La Historia es siempre historia de una Comunidad o conjunto de Comunidades. Se reduce al flujo causal de las fuerzas, y de las necesidades que de ellas resultan; o también a la vida del organismo social, tanto en sus constantes como en sus modalidades cambiantes. En un momento dado de su evolución expresa exigencias; no impone soluciones. Y las exigencias que expresa se reducen a la aplicación en tales o cuales circunstancias particulares de las leyes generales que rigen la sociedad.
Ahora bien: el Estado es una constante de la vida comunitaria. En su ser es por tanto de derecho natural. En sus modalidades, en sus variaciones y en sus actos es de derecho histórico. ¿Esto significa que opongamos aquí naturaleza e historia? De ninguna manera. Consideramos, por el contrario, el derecho histórico duración real del derecho natural esquemático, que no es nunca sino una abstracción.
Cuando definimos el Estado como el órgano de conciencia, de mando y de síntesis de la Comunidad enunciamos la conclusión general de un proceso inductivo fundado en la observación inmediata y en el conocimiento científico de Estados diversos pertenecientes a múltiples Comunidades presentes y desaparecidas. Dichos Estados diversos ya los hemos captado y estudiado en el flujo de su duración efectiva, vale decir, en formas móviles nacidas de su evolución histórica. Y hemos debido prescindir de sus distintos regímenes, de sus instituciones variables, de su legislación cambiante, como también de su coeficiente de legitimidad. Procedimiento valedero de la ciencia política, éste, pero que no nos autoriza, sin embargo, a reducir al esquema así formado en nuestra mente la realidad compleja que se ofrece a nosotros, la realidad fluente fuera de la cual toda acción resulta imposible.
Si la Historia siempre es historia de una Comunidad, como ya lo hemos dicho más arriba, el Estado siempre es Estado de un organismo social en un momento dado de su trayectoria histórica. No basta, pues, considerarlo a la luz del derecho natural, que sólo nos permite afirmar su legitimidad teórica, vale decir, simplemente rechazar en el dominio de las utopías toda tesis anarquista. También tenemos que confrontarlo con el derecho histórico, o sea, determinar si, en sus modalidades presentes, responde a las exigencias que la duración comunitaria ha suscitado, si surge o no espontáneamente – lo que no quiere decir sin esfuerzo ni lucha – del pasado inmediatamente anterior.
Un ejemplo precisará nuestro pensamiento. Un Estado monárquico es, en derecho natural, siempre perfectamente legítimo; estamos en lo abstracto.
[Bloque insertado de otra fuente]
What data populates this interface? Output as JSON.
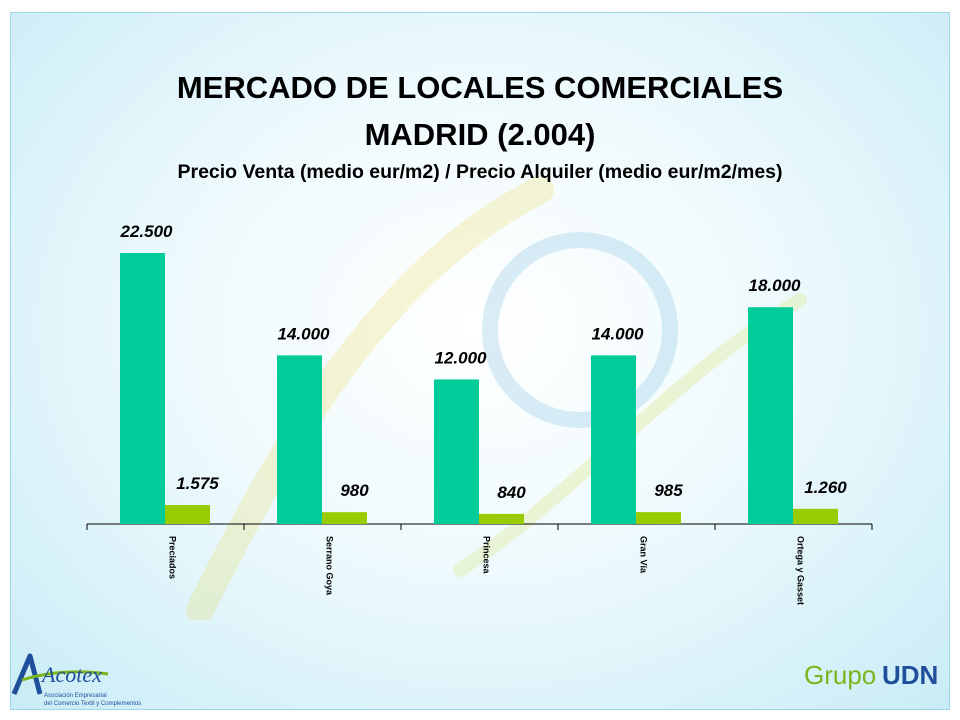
{
  "title_line1": "MERCADO DE LOCALES COMERCIALES",
  "title_line2": "MADRID (2.004)",
  "subtitle": "Precio Venta (medio eur/m2) / Precio Alquiler (medio eur/m2/mes)",
  "chart_data": {
    "type": "bar",
    "categories": [
      "Preciados",
      "Serrano Goya",
      "Princesa",
      "Gran Vía",
      "Ortega y Gasset"
    ],
    "series": [
      {
        "values": [
          22500,
          14000,
          12000,
          14000,
          18000
        ],
        "labels": [
          "22.500",
          "14.000",
          "12.000",
          "14.000",
          "18.000"
        ],
        "color": "#00cc99"
      },
      {
        "values": [
          1575,
          980,
          840,
          985,
          1260
        ],
        "labels": [
          "1.575",
          "980",
          "840",
          "985",
          "1.260"
        ],
        "color": "#99cc00"
      }
    ],
    "ylim": [
      0,
      22500
    ],
    "xlabel": "",
    "ylabel": "",
    "grid": false,
    "legend": "none"
  },
  "logos": {
    "left": {
      "name": "Acotex",
      "tagline1": "Asociación Empresarial",
      "tagline2": "del Comercio Textil y Complementos"
    },
    "right": {
      "prefix": "Grupo",
      "suffix": "UDN"
    }
  },
  "colors": {
    "slide_bg": "#c9ecf6",
    "bar_primary": "#00cc99",
    "bar_secondary": "#99cc00",
    "logo_blue": "#1f4e9a",
    "logo_green": "#7ab51d"
  }
}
En derecho histórico, no es indiferente que el soberano que lo encarna en un momento dado salga de una dinastía dedicada desde siglos a su función o, por el contrario, se haya adueñado del poder. En el primer caso continúa un linaje que ha dado pruebas de legitimidad. En el segundo, instaura un nuevo orden. Pero el monarca históricamente legítimo con respecto al pasado no lo es necesariamente en su actividad presente: puede ser incapaz de cumplir su tarea y abrir así una crisis revolucionaria. A la inversa, el soberano improvisado puede muy bien responder a las necesidades presentes y, verbigracia, resolver la crisis al precio de una alteración de la continuidad dinástica o institucional.
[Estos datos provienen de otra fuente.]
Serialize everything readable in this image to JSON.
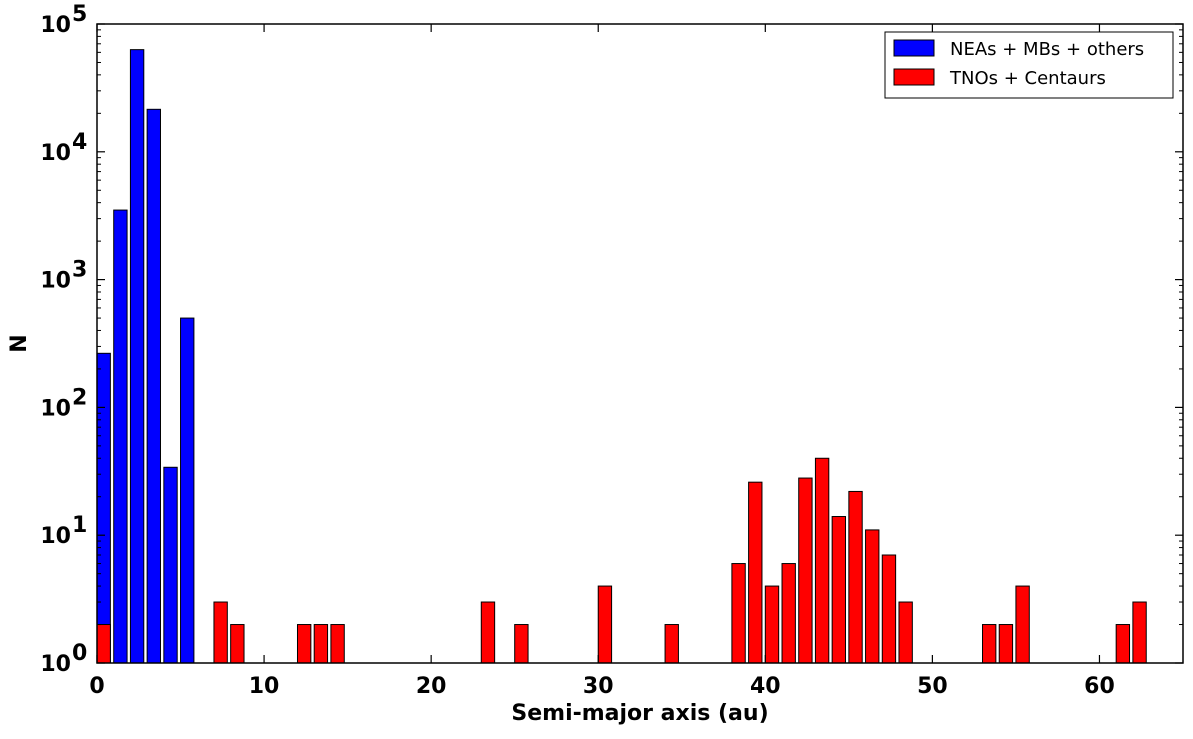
{
  "chart_data": {
    "type": "bar",
    "title": "",
    "xlabel": "Semi-major axis (au)",
    "ylabel": "N",
    "xlim": [
      0,
      65
    ],
    "ylim": [
      1,
      100000
    ],
    "yscale": "log",
    "bar_width": 0.8,
    "grid": false,
    "legend_position": "top-right",
    "x_ticks": [
      {
        "value": 0,
        "label": "0"
      },
      {
        "value": 10,
        "label": "10"
      },
      {
        "value": 20,
        "label": "20"
      },
      {
        "value": 30,
        "label": "30"
      },
      {
        "value": 40,
        "label": "40"
      },
      {
        "value": 50,
        "label": "50"
      },
      {
        "value": 60,
        "label": "60"
      }
    ],
    "y_ticks": [
      {
        "value": 1,
        "base": "10",
        "exp": "0"
      },
      {
        "value": 10,
        "base": "10",
        "exp": "1"
      },
      {
        "value": 100,
        "base": "10",
        "exp": "2"
      },
      {
        "value": 1000,
        "base": "10",
        "exp": "3"
      },
      {
        "value": 10000,
        "base": "10",
        "exp": "4"
      },
      {
        "value": 100000,
        "base": "10",
        "exp": "5"
      }
    ],
    "series": [
      {
        "name": "NEAs + MBs + others",
        "color": "#0000ff",
        "points": [
          {
            "x": 0,
            "y": 265
          },
          {
            "x": 1,
            "y": 3500
          },
          {
            "x": 2,
            "y": 63000
          },
          {
            "x": 3,
            "y": 21500
          },
          {
            "x": 4,
            "y": 34
          },
          {
            "x": 5,
            "y": 500
          }
        ]
      },
      {
        "name": "TNOs + Centaurs",
        "color": "#ff0000",
        "points": [
          {
            "x": 0,
            "y": 2
          },
          {
            "x": 7,
            "y": 3
          },
          {
            "x": 8,
            "y": 2
          },
          {
            "x": 12,
            "y": 2
          },
          {
            "x": 13,
            "y": 2
          },
          {
            "x": 14,
            "y": 2
          },
          {
            "x": 23,
            "y": 3
          },
          {
            "x": 25,
            "y": 2
          },
          {
            "x": 30,
            "y": 4
          },
          {
            "x": 34,
            "y": 2
          },
          {
            "x": 38,
            "y": 6
          },
          {
            "x": 39,
            "y": 26
          },
          {
            "x": 40,
            "y": 4
          },
          {
            "x": 41,
            "y": 6
          },
          {
            "x": 42,
            "y": 28
          },
          {
            "x": 43,
            "y": 40
          },
          {
            "x": 44,
            "y": 14
          },
          {
            "x": 45,
            "y": 22
          },
          {
            "x": 46,
            "y": 11
          },
          {
            "x": 47,
            "y": 7
          },
          {
            "x": 48,
            "y": 3
          },
          {
            "x": 53,
            "y": 2
          },
          {
            "x": 54,
            "y": 2
          },
          {
            "x": 55,
            "y": 4
          },
          {
            "x": 61,
            "y": 2
          },
          {
            "x": 62,
            "y": 3
          }
        ]
      }
    ]
  }
}
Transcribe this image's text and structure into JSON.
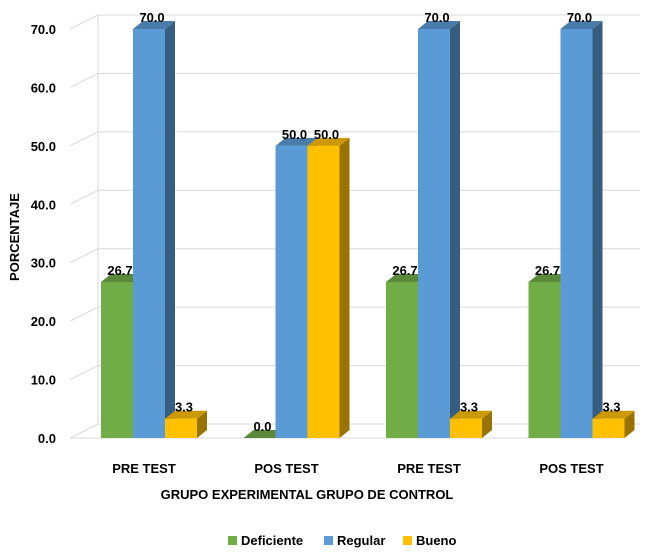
{
  "chart_data": {
    "type": "bar",
    "ylabel": "PORCENTAJE",
    "xlabel": "GRUPO EXPERIMENTAL GRUPO DE CONTROL",
    "categories": [
      "PRE TEST",
      "POS TEST",
      "PRE TEST",
      "POS TEST"
    ],
    "ylim": [
      0,
      70
    ],
    "yticks": [
      "0.0",
      "10.0",
      "20.0",
      "30.0",
      "40.0",
      "50.0",
      "60.0",
      "70.0"
    ],
    "grid": true,
    "legend_position": "bottom",
    "series": [
      {
        "name": "Deficiente",
        "color": "#70AD47",
        "values": [
          26.7,
          0.0,
          26.7,
          26.7
        ],
        "labels": [
          "26.7",
          "0.0",
          "26.7",
          "26.7"
        ]
      },
      {
        "name": "Regular",
        "color": "#5B9BD5",
        "values": [
          70.0,
          50.0,
          70.0,
          70.0
        ],
        "labels": [
          "70.0",
          "50.0",
          "70.0",
          "70.0"
        ]
      },
      {
        "name": "Bueno",
        "color": "#FFC000",
        "values": [
          3.3,
          50.0,
          3.3,
          3.3
        ],
        "labels": [
          "3.3",
          "50.0",
          "3.3",
          "3.3"
        ]
      }
    ]
  }
}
Dicho con otras palabras, son las exigencias históricas las que determinan la legitimidad, no del Estado en sí, siempre legítimo, sino de sus modalidades del momento.

57. Derecho histórico y derecho legislativo

Todo eso no hace sino confirmar lo que escribíamos al comienzo del presente capítulo: la soberanía no procede de un principio ni de una teoría. Tampoco se funda en el derecho constitucional escrito. Este último, como muy bien lo ha notado Ernesto Palacio, sólo constituye un epifenómeno político. No hace sino expresar en fórmulas codificadas las instituciones de una época. No de la época presente, por lo demás, sino de un pasado más o menos puesto al día. Sólo se trata, pues, de la supervivencia jurídica de una situación de hecho en vías de constante superación, pero que no por eso deja de formar el sustrato histórico de la evolución social presente.
Este simple análisis nos muestra a las claras cuán equivocado es oponer, como habitualmente se lo hace, Estado de facto a Estado de jure. Ambos pueden ser de derecho histórico si responden a las condiciones planteadas en el presente por la duración comunitaria. Ambos pueden no satisfacer en nada las exigencias del momento. El Estado de facto quebranta, sin duda alguna, la continuidad jurídica: no por eso deja de ser de derecho histórico en el caso en que un Estado de jure fuere impotente para cumplir sus funciones. Hasta podemos decir que el Estado de jure, aun fuera de toda crisis, no se adapta, por su condición legislativa, a sus tareas necesarias y tiene constantemente, aunque en una medida variable, que modificar su propio estatuto legal, transformándose así parcialmente en Estado de facto, cualesquiera sean las apariencias.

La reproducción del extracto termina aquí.